A insistência do Bloco de Esquerda para que chegue a mais famílias a redução do IVA da eletricidade e gás natural prevista no Orçamento do Estado ganhou corpo formal na discussão na especialidade do documento, mas o Governo diz que não cede.

O Executivo socialista pretende aplicar a taxa reduzida do IVA, de 6%, à componente fixa do fornecimento de eletricidade e gás natural aos consumidores com potência contratada mais baixa, como famílias e serviços (de 3,45 kVA).

A proposta de Orçamento do Estado para 2019 (OE2019) prevê, por isso, uma autorização legislativa para o Governo "alterar a Lista I anexa ao Código do IVA no sentido de permitir a tributação à taxa reduzida de IVA da componente fixa dos fornecimentos de eletricidade e de gás natural correspondente, respetivamente, a uma potência contratada que não ultrapasse 3,45 kVA [Kilovoltampere] e a consumos em baixa pressão que não ultrapassem os 10.000 m3 [metros cúbicos] anuais".

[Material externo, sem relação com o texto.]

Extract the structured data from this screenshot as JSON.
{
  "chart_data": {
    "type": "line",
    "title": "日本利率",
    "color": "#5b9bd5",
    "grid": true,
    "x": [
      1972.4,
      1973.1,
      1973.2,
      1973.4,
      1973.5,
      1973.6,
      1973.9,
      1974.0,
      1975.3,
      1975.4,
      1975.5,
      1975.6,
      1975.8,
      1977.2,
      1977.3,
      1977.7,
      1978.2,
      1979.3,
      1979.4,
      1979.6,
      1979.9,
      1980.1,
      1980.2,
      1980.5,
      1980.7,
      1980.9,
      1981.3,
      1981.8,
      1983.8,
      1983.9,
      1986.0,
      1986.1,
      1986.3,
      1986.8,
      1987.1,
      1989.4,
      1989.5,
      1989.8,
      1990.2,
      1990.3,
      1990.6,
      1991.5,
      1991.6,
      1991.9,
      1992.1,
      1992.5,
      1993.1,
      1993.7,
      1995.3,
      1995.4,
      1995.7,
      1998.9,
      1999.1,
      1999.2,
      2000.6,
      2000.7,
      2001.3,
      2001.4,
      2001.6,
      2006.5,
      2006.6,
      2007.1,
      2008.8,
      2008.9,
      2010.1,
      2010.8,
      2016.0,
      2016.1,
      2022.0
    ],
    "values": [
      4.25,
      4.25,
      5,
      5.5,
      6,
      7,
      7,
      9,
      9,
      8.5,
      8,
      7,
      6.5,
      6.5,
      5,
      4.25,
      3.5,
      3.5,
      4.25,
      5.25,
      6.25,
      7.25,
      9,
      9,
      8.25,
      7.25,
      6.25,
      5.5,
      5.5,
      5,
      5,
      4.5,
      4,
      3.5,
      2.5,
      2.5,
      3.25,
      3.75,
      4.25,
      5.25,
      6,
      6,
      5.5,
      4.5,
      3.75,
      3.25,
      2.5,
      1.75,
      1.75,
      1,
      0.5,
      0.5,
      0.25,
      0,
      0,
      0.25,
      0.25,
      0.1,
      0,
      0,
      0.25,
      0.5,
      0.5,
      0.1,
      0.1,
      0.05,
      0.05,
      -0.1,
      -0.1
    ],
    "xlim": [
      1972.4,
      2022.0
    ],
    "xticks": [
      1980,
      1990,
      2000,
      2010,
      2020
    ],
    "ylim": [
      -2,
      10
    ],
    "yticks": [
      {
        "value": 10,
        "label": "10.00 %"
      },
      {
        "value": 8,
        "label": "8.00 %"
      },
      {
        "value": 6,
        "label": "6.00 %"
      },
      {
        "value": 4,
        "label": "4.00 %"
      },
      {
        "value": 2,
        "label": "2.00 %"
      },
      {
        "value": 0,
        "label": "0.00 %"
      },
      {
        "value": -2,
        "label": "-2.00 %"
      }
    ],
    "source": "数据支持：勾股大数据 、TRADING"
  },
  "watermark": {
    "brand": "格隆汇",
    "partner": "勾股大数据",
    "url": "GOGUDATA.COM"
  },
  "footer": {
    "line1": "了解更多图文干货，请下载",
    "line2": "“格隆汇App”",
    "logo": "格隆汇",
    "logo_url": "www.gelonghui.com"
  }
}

Falando sobre esta medida numa audição conjunta das comissões de Economia e de Ambiente, no âmbito da apreciação na especialidade da proposta de OE2019, hoje no parlamento, o deputado bloquista Jorge Costa sustentou que “o facto de o Governo ter limitado a 3,45 kVA” só faz com que a redução “chegue a dois milhões de famílias”.

É uma medida muito limitada e é errado que a diferenciação seja feita nestes termos (...). [Está] o Governo disponível para fazer uma alteração para os consumidores, fazendo que os que têm uma potência contratada de 6,9 kVA, a que é usada no país em maior escala, sejam abrangidos por este desconto?".

Lembrando que reduzir o IVA na eletricidade é uma “ambição antiga”, Jorge Costa apontou que “seria desejável” consegui-lo este ano.

Em resposta, o ministro do Ambiente e da Transição Energética, João Pedro Matos Fernandes, referiu que “a proposta que o Governo fez do IVA é uma proposta que já permite que um número muito expressivo de famílias dele [do desconto] possam beneficiar”.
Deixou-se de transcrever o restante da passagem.